Cette allégorie oppose deux visions du monde. Dans laquelle allons-nous atterrir ? Du bon ou du mauvais côté des effets du gouvernement ? Et quel gouvernement, au centre, façonnerons-nous ? Atterrirons-nous en démocratie, tyranie ou dans une autre forme de gouvernement ?
Comment exploiter la richesse conceptuelle de cette composition ? Comment une œuvre conçue en 1338 peut-elle guider notre réflexion dans un contexte de mutations extrêmement rapides actuelles ? Comment l’intégrer à un projet de collecte et de coproduction des imaginaires, visant la reconstruction de nos pro-jets d’atterrissage ?
Julien Dossier
Auteur de Renaissance écologique. 24 chantiers pour le monde de demain, fondateur de Quattrolibri
Pouvez-vous nous présenter comment vous êtes arrivé à cette fresque du Bon gouvernement de Lorenzetti, comment vous l’analysez et vous l’utilisez ?
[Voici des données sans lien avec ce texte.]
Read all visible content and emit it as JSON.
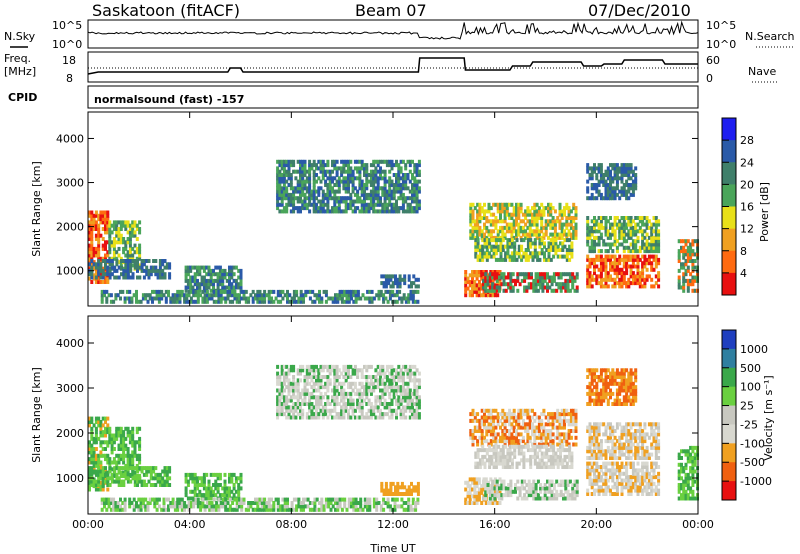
{
  "header": {
    "title": "Saskatoon (fitACF)",
    "beam": "Beam 07",
    "date": "07/Dec/2010"
  },
  "panels": {
    "nsky_label": "N.Sky",
    "nsearch_label": "N.Search",
    "freq_label_1": "Freq.",
    "freq_label_2": "[MHz]",
    "nave_label": "Nave",
    "cpid_label": "CPID",
    "cpid_text": "normalsound (fast) -157",
    "noise_ticks": [
      "10^5",
      "10^0"
    ],
    "freq_ticks": [
      "18",
      "8"
    ],
    "nave_ticks": [
      "60",
      "0"
    ]
  },
  "chart_data": [
    {
      "type": "heatmap",
      "name": "power",
      "ylabel": "Slant Range [km]",
      "yticks": [
        "4000",
        "3000",
        "2000",
        "1000"
      ],
      "ylim": [
        200,
        4600
      ],
      "colorbar_label": "Power [dB]",
      "colorbar_ticks": [
        "28",
        "24",
        "20",
        "16",
        "12",
        "8",
        "4"
      ],
      "colors": [
        "#1e1ef0",
        "#2a5aa8",
        "#3f7f6a",
        "#4aa55a",
        "#e8e018",
        "#f0a020",
        "#ff6a10",
        "#e81010"
      ]
    },
    {
      "type": "heatmap",
      "name": "velocity",
      "xlabel": "Time UT",
      "ylabel": "Slant Range [km]",
      "yticks": [
        "4000",
        "3000",
        "2000",
        "1000"
      ],
      "ylim": [
        200,
        4600
      ],
      "xticks": [
        "00:00",
        "04:00",
        "08:00",
        "12:00",
        "16:00",
        "20:00",
        "00:00"
      ],
      "colorbar_label": "Velocity [m s⁻¹]",
      "colorbar_ticks": [
        "1000",
        "500",
        "100",
        "25",
        "-25",
        "-100",
        "-500",
        "-1000"
      ],
      "colors": [
        "#1f3fbf",
        "#2f7fa0",
        "#3aa84a",
        "#6ad040",
        "#c8c8c0",
        "#d8d8d0",
        "#f0a020",
        "#f06010",
        "#e81010"
      ]
    }
  ]
}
Je suis expert en neutralité carbone, thème que j’ai enseigné à HEC dans le cadre du Master « Sustainable and social Innovation » pendant 10 ans. J’ai co-écrit la stratégie de neutralité carbone de Paris et j’ai eu la charge de la programmation du Sommet mondial des villes durables. Or la question souvent posée dans ces pratiques est : à quoi ressemble une ville durable ? Nous sommes saturés de très mauvaises représentations (des tours en béton, des panneaux solaires, aucun signe de biodiversité ni de patrimoine, aucune interaction sociale…). Ces erreurs de représentations induisent des erreurs de conception, et nous en payons les conséquences : chaos climatique, inégalités, perte de biodiversité…
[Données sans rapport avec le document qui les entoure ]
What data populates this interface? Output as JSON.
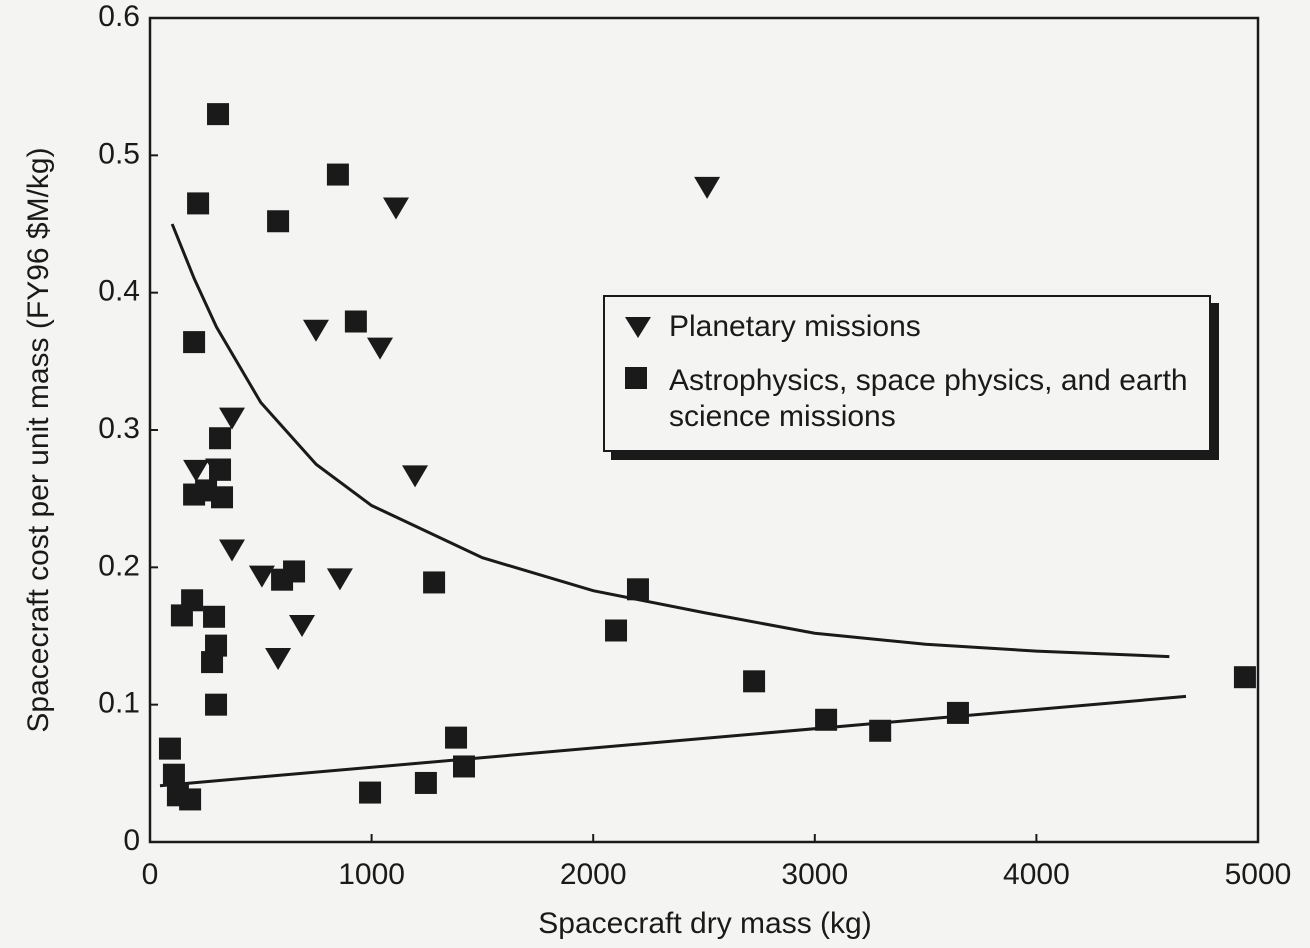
{
  "chart_data": {
    "type": "scatter",
    "xlabel": "Spacecraft dry mass (kg)",
    "ylabel": "Spacecraft cost per unit mass (FY96 $M/kg)",
    "xlim": [
      0,
      5000
    ],
    "ylim": [
      0,
      0.6
    ],
    "xticks": [
      0,
      1000,
      2000,
      3000,
      4000,
      5000
    ],
    "yticks": [
      0,
      0.1,
      0.2,
      0.3,
      0.4,
      0.5,
      0.6
    ],
    "legend": "upper right",
    "series": [
      {
        "name": "Planetary missions",
        "marker": "triangle",
        "color": "#1a1a1a",
        "x": [
          208,
          307,
          370,
          370,
          505,
          578,
          686,
          749,
          857,
          1038,
          1110,
          1196,
          2514
        ],
        "values": [
          0.271,
          0.272,
          0.309,
          0.213,
          0.194,
          0.134,
          0.158,
          0.373,
          0.192,
          0.36,
          0.462,
          0.267,
          0.477
        ]
      },
      {
        "name": "Astrophysics, space physics, and earth science missions",
        "marker": "square",
        "color": "#1a1a1a",
        "x": [
          307,
          217,
          848,
          578,
          929,
          199,
          316,
          316,
          325,
          199,
          253,
          190,
          144,
          289,
          298,
          280,
          298,
          596,
          650,
          1282,
          2103,
          2202,
          2726,
          3051,
          3295,
          3646,
          4941,
          90,
          108,
          126,
          181,
          993,
          1245,
          1381,
          1417
        ],
        "values": [
          0.53,
          0.465,
          0.486,
          0.452,
          0.379,
          0.364,
          0.294,
          0.271,
          0.251,
          0.253,
          0.256,
          0.176,
          0.165,
          0.164,
          0.143,
          0.131,
          0.1,
          0.191,
          0.197,
          0.189,
          0.154,
          0.184,
          0.117,
          0.089,
          0.081,
          0.094,
          0.12,
          0.068,
          0.049,
          0.034,
          0.031,
          0.036,
          0.043,
          0.076,
          0.055
        ]
      },
      {
        "mode": "line",
        "color": "#1a1a1a",
        "x": [
          100,
          200,
          300,
          500,
          750,
          1000,
          1500,
          2000,
          2500,
          3000,
          3500,
          4000,
          4600
        ],
        "values": [
          0.45,
          0.41,
          0.375,
          0.32,
          0.275,
          0.245,
          0.207,
          0.183,
          0.167,
          0.152,
          0.144,
          0.139,
          0.135
        ]
      },
      {
        "mode": "line",
        "color": "#1a1a1a",
        "x": [
          45,
          4675
        ],
        "values": [
          0.041,
          0.106
        ]
      }
    ]
  }
}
Ce problème de la représentation n’est évidemment pas nouveau et je me suis tourné vers la fresque d’Ambrogio Lorenzetti, « Allégorie et effets du Bon et du Mauvais Gouvernement », peinte en 1338 au Palazzo Pubblico de Sienne.
J’y ai vu une représentation symbolique d’une société résiliente, de son écosystème vivrier et urbain, des liens profonds entre les infrastructures sociales, biologiques et minérales. À travers le détail de la composition, il faut en effet voir quelque chose de plus riche que le simple équilibre entre la « ville et la campagne ».
Dans mon livre « Renaissance écologique, 24 chantiers pour le monde demain », je présente la vision politique du gouvernement des Neuf commandant cette fresque, c’est-à-dire leur intention de fournir aux habitants de Sienne une table d’orientation politique : « c’est à vous de vous s’engager et de choisir de faire advenir le monde que vous souhaitez : il vous faut pour cela faire un demi-tour sur vous-même, une révolution pour voir en face la sorte de trou noir qui absorbe toute l’énergie disponible, notre attention… ou d’entrevoir autre chose, un monde résilient, apaisé de gens qui se font confiance ».
Ces fresques sont une carte mentale, et leur mise en scène place le spectateur dans l’obligation de se positionner pour répondre à la question « Où atterrir ? » posée par Bruno Latour. Où notre regard atterrit-il dans cette salle ? À quoi contribuons-nous, par l’attention que nous donnons, par notre choix de participer à tel ou tel pan de mur ? Quelle est notre place dans cette composition et quel rôle y jouons-nous ? Patrick Boucheron le dit très bien dans Conjurer la peur : « Ce qui fait le bon gouvernement n’est pas la sagesse des principes qui l’inspirent ou la vertu des hommes qui l’exercent. Mais ses effets concrets, visibles et tangibles sur la vie de chacun ». Louisa Meoni dans « Utopie et réalité » en fait aussi une lecture fonctionnelle.
Alain Supiot, dans « La gouvernance par les nombres », présente les fresques du Bon gouvernement de Ambrogio Lorenzetti (Sienne, 1338) « comme deux scènes opposées d’un même théâtre politique. Alors que l’allégorie du mauvais gouvernement est dominée par un acteur unique – le Tyran –, le Bon gouvernement se représente comme un équilibre entre une figure masculine du pouvoir politique et celle féminine de la justice. C’est sous cette double égide du pouvoir et de l’autorité que les honnêtes gens sont unis par la Concorde, (symbolisée par la corde qui les relie à ces deux figures) et pourront contribuer à la prospérité de la cité ».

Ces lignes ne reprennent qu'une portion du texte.